Police rolled out the bird cannon a little over a month ago after years of complaints by neighbors upset over vulture droppings as well as the birds' smell and unsightly appearance.

Kelly Walker, a neighborhood resident, said last week she noticed about a dozen vultures back in the trees after the bird cannon disappeared.

Walker said the booming of the cannon every few minutes in the early evening seemed to be working, and she appreciated the police effort.

"We heard it pretty loud where I am," Walker said of the cannon. " It is annoying, but it was worth going through that if it got rid of all those birds because they are more annoying."

Walker said she lost sight in one eye during childhood as a result of a disease that her doctors believed was carried by a bird. She worries that her three dogs may be making contact with vulture droppings that could produce illness for them or her.

"They leave droppings out in the corner of my yard," Walker said of the vultures. "Who knows if it's something that would carry to the dogs or not, but it's just a mess."

Shiflett sees a couple of glimmers of hope for the besieged neighborhood.
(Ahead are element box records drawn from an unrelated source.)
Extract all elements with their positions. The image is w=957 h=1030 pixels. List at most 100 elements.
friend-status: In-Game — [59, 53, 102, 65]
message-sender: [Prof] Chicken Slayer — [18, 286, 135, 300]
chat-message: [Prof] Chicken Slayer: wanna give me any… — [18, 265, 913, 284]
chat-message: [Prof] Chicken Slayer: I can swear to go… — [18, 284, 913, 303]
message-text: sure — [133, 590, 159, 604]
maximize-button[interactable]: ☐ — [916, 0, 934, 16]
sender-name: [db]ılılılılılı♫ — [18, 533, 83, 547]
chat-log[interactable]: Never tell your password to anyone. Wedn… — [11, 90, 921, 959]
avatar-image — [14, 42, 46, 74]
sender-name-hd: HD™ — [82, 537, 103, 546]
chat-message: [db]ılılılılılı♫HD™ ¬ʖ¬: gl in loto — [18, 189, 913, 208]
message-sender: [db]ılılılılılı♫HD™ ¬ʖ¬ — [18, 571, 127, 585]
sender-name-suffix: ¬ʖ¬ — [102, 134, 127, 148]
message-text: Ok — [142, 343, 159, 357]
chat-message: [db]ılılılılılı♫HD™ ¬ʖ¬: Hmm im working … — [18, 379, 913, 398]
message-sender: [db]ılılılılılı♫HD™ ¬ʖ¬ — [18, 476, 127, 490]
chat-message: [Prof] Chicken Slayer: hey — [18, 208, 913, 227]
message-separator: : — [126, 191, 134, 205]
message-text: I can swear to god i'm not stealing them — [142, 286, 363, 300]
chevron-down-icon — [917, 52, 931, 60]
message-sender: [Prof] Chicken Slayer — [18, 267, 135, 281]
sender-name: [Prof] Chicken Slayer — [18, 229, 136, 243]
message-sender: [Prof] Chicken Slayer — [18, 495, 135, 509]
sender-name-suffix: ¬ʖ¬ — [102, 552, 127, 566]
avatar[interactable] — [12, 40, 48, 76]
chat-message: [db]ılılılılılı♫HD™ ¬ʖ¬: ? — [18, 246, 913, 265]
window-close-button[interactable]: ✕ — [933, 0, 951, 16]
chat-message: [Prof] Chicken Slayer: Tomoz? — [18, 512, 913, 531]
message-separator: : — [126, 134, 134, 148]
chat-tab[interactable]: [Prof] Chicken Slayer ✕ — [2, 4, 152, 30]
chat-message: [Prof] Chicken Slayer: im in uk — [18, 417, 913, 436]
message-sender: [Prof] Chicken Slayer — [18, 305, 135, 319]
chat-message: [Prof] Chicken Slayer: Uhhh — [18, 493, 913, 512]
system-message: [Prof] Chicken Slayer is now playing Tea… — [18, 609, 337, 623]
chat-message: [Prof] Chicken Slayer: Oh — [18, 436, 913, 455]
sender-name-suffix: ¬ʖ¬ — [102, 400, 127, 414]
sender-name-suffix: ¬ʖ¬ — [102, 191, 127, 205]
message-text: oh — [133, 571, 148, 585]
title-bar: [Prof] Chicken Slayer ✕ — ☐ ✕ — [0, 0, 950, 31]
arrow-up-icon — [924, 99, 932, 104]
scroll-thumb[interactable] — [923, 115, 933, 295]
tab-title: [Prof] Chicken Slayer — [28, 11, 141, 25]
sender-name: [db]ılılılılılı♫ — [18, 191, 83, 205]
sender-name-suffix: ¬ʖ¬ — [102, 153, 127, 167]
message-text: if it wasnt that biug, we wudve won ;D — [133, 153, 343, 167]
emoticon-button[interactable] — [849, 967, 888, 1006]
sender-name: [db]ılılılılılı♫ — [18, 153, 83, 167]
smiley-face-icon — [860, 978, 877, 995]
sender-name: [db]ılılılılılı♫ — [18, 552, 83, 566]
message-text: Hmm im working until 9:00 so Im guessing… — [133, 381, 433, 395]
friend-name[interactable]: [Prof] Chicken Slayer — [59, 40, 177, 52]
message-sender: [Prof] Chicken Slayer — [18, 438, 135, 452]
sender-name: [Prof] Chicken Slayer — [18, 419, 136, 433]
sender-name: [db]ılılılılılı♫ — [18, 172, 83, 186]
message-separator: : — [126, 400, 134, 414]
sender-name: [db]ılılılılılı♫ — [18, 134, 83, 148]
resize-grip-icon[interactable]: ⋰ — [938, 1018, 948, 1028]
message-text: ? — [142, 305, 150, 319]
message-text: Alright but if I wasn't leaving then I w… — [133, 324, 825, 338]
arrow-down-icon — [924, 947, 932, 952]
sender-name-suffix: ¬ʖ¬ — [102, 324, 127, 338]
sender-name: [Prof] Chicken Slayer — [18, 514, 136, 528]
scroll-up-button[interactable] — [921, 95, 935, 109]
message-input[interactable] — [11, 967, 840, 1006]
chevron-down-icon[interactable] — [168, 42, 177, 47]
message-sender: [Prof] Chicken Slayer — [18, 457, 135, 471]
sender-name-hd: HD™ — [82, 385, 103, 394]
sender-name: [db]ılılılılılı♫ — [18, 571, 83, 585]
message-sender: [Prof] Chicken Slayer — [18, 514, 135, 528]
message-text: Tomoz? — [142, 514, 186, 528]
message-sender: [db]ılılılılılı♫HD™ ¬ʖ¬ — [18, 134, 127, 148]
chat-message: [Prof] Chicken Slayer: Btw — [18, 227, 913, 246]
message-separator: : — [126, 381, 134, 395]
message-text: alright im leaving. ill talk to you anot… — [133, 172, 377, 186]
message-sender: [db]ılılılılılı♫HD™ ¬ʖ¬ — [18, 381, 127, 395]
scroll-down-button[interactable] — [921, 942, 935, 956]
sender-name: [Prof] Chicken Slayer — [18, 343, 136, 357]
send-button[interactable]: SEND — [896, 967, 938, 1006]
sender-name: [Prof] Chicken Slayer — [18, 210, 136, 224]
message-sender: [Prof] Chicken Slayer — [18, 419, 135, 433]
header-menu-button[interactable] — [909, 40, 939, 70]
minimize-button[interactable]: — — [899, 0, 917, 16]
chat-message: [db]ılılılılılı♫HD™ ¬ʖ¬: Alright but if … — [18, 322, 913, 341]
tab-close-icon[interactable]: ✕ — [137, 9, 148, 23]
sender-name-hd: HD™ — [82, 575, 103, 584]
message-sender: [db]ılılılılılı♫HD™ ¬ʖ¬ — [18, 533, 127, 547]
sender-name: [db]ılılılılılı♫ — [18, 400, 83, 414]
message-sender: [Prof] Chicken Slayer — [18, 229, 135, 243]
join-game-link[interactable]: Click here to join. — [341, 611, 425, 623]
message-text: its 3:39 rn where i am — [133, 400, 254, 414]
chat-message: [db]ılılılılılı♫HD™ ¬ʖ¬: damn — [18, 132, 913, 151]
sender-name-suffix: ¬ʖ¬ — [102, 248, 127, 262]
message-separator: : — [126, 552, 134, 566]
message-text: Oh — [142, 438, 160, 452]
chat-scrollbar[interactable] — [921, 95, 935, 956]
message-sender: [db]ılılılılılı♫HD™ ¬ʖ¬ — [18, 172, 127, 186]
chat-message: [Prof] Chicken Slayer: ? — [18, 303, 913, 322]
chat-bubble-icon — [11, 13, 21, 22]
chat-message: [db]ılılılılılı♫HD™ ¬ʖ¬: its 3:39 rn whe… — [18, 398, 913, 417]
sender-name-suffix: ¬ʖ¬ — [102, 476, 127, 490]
The vultures have a history of leaving every year in March for parts unknown and returning months later, he said.

But the best remaining option is for the new owner of the vacant house to cut down the pine tree roosts, Shiflett said, although the vultures have also been roosting in trees on adjoining property.

Melissa McWhinney said the wind blows feathers into her yard from the roosting area across the street. She doubts the vultures will ever leave.

"Unfortunately, I'm resigned they're going to be there," McWhinney said. "I do hope somebody does something about it, but I'm not sure what the answer is."